Date: 2023-01-20
Time: 15:30-16:30 (Montreal time)
https://mcgill.zoom.us/j/83436686293?pwd=b0RmWmlXRXE3OWR6NlNIcWF5d0dJQT09
Meeting ID: 834 3668 6293
Passcode: 12345
Abstract:
The transcriptome-wide association studies (TWAS) is a pioneering approach utilizing gene expression data to identify genetic basis of complex diseases. Its core component is called “genetically regulated expression (GReX)”. GReX links gene expression information with phenotype by serving as both the outcome of genotype-based expression models and the predictor for downstream association testing. Although it is popular and has been used in many high-profile projects, its mathematical nature and interpretation haven’t been rigorously verified. As such, we have first conducted power analysis using NCP-based closed forms (Cao et al, PLoS Genet 2021), based on which we realized that the common interpretation of TWAS that looks biologically sensible is actually mathematically questionable. Following this insight, by real data analysis and simulations, we demonstrated that current linear models of GReX inadvertently combine two separable steps of machine learning - feature selection and aggregation - which can be independently replaced to improve overall power (Cao et al, Genetics 2021). Based on this new interpretation, we have developed novel protocols disentangling feature selections and aggregations, leading to improved power and novel biological discoveries (Cao et al, BiB 2021; Genetics 2021).
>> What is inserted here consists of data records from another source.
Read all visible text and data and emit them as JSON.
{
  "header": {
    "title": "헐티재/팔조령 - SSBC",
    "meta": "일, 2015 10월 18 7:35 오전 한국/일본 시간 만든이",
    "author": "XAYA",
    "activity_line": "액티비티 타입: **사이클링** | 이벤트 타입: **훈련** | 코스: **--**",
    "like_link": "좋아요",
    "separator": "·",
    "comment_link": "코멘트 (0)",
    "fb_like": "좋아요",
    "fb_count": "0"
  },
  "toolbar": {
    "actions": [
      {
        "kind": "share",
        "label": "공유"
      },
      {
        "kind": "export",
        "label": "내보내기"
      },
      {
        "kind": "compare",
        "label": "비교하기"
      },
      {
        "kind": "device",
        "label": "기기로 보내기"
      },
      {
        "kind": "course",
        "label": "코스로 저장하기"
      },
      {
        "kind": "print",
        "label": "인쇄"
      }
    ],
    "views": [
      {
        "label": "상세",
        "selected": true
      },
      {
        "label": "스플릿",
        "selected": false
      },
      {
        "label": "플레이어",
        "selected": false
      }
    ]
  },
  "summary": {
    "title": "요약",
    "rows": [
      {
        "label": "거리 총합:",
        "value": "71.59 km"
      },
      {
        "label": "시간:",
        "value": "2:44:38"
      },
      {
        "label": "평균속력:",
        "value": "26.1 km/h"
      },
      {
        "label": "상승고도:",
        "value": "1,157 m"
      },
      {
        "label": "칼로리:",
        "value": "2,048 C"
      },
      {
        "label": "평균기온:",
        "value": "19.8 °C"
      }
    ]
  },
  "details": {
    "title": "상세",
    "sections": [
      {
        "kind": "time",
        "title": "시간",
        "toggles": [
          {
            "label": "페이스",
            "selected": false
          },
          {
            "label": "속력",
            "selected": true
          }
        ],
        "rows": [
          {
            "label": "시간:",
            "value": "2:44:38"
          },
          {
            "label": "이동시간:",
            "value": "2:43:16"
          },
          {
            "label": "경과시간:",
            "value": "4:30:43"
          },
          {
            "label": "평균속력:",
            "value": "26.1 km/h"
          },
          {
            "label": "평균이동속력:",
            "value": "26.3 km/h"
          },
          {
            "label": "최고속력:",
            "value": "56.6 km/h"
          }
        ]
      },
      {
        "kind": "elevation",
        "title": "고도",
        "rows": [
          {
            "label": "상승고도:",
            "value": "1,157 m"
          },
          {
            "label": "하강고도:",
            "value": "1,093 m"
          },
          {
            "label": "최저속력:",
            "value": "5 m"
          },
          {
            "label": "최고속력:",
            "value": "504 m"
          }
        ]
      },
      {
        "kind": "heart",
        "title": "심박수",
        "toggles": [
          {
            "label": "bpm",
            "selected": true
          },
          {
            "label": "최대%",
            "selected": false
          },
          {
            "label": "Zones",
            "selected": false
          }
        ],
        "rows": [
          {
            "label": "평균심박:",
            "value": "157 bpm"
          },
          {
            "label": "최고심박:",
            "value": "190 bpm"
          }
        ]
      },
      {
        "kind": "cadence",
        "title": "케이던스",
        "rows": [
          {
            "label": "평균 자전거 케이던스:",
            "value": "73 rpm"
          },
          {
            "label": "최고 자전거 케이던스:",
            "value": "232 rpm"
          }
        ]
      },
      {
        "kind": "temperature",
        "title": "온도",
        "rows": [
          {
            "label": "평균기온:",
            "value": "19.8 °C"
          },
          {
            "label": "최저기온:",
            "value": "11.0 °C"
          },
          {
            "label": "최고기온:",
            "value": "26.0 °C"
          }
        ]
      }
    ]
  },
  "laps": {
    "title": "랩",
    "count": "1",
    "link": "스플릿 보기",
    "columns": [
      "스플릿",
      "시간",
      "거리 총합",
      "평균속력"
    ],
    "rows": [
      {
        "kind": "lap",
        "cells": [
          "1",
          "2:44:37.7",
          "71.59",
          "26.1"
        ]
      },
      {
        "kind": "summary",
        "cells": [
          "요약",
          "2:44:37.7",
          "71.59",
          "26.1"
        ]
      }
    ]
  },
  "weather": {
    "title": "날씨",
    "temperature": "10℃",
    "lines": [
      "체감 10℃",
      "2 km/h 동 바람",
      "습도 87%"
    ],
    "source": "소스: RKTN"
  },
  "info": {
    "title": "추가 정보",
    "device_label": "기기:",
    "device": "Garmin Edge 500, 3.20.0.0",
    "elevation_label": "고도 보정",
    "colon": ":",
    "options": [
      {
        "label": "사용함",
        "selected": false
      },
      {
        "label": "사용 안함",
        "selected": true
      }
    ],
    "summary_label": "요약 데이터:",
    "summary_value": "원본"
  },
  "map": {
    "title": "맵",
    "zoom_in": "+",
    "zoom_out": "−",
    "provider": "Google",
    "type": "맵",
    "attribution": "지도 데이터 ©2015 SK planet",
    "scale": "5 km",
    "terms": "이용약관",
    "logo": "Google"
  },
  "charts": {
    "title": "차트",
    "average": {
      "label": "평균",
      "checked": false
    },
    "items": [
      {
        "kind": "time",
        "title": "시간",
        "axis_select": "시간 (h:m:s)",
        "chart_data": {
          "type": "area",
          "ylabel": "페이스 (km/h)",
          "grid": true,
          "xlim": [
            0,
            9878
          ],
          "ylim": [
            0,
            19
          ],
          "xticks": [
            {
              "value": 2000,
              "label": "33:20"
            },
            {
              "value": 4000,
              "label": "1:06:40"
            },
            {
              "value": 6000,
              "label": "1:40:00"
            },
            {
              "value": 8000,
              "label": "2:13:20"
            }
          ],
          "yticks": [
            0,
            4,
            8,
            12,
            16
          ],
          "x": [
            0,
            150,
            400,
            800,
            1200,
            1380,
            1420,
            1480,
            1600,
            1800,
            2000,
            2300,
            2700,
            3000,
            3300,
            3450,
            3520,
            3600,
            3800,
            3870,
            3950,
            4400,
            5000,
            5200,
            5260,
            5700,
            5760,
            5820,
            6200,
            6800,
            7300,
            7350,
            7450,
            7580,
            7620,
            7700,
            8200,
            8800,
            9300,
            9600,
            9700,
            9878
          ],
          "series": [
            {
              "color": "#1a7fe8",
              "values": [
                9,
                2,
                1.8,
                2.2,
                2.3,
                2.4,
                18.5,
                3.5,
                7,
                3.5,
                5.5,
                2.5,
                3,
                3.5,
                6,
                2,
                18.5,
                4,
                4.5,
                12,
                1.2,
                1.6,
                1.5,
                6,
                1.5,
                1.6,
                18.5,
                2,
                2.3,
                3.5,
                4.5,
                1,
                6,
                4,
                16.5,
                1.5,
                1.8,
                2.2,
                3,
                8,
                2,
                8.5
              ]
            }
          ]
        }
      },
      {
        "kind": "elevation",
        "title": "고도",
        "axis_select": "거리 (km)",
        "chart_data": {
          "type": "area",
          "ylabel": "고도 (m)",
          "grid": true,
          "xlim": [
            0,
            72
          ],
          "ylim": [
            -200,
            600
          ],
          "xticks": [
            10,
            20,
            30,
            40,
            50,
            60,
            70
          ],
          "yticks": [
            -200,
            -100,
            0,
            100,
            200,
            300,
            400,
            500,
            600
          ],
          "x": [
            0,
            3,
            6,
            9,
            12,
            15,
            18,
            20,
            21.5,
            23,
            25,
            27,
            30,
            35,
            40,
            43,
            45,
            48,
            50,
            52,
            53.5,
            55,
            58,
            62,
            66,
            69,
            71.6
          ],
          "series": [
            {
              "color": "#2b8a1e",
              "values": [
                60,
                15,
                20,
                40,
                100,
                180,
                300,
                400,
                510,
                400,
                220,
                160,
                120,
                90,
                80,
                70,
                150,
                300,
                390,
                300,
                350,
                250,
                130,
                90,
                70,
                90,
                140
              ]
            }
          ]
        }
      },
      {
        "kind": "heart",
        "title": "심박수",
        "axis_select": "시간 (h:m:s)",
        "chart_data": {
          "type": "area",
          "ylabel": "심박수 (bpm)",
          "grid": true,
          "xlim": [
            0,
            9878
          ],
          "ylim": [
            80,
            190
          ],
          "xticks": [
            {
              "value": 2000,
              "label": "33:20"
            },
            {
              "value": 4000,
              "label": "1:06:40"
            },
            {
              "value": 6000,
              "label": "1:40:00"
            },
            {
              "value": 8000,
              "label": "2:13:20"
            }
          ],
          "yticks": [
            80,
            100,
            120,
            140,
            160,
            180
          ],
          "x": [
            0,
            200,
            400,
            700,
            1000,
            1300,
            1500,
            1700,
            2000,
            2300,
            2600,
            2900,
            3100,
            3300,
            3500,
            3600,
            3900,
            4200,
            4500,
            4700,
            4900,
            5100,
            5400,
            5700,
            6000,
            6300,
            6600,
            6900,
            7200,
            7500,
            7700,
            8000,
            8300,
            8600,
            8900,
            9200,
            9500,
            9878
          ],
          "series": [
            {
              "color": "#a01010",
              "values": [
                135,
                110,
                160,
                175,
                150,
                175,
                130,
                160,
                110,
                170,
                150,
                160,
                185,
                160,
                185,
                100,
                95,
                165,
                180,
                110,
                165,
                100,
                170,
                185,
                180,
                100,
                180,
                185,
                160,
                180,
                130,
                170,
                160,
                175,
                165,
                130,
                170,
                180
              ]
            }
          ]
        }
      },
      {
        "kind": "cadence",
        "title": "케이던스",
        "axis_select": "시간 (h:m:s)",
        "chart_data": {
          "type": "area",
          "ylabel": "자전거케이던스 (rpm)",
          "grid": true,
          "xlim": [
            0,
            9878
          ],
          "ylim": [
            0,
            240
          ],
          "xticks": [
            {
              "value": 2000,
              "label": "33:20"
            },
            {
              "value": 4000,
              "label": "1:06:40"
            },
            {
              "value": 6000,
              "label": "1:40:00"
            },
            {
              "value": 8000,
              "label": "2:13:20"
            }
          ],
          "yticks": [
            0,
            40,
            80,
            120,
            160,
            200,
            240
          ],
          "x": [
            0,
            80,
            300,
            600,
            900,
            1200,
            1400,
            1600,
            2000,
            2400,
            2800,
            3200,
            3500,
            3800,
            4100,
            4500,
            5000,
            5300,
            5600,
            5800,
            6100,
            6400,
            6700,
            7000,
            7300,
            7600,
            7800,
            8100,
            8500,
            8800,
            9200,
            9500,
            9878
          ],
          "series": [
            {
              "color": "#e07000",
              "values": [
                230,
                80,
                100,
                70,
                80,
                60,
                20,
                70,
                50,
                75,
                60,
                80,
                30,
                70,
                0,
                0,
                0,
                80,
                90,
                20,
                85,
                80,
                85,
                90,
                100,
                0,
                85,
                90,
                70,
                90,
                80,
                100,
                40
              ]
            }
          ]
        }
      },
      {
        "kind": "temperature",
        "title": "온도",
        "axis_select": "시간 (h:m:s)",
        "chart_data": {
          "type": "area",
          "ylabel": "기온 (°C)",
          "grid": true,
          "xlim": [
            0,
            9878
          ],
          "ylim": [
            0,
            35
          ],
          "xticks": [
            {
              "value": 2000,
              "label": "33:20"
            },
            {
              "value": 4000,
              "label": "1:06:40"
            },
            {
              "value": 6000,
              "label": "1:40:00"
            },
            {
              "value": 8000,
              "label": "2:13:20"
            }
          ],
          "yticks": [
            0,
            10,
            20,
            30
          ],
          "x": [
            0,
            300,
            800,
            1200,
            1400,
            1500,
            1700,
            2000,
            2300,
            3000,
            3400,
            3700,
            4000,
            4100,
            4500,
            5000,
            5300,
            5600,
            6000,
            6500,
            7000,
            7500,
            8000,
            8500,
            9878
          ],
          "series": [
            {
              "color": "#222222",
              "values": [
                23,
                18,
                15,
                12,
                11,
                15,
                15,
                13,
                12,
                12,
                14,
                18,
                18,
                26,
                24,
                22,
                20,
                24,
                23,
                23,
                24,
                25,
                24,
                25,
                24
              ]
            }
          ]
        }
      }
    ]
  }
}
To promote this new understanding, we moved forward to develop two statistical tools utilizing gene expressions in identifying genetic basis of gene-gene interactions (Kossinna et al, in preparation) and low-effect genetic variants (Li et al, in review), respectively. Looking forward, our mathematical characterization of TWAS opens a door for a new way to integrate gene expressions in genetic studies towards the realization of precision medicine.
Speaker
Quan Long is an Associate Professor at University of Calgary, hosted by the Dept. of Biochemistry and Molecular Biology. He has a joint appointment in the Dept. of Medical Genetics and an adjunct appointment in the Dept. of Math and Stats. He is a member of Alberta Children’s Hospital Research Institute and Hotchkiss Brain Institute. Currently he is leading a research group to develop computational and statistical tools, focusing on genomic problems with high-dimensional features and low sample sizes. He is also interested in theoretical problems in machine learning.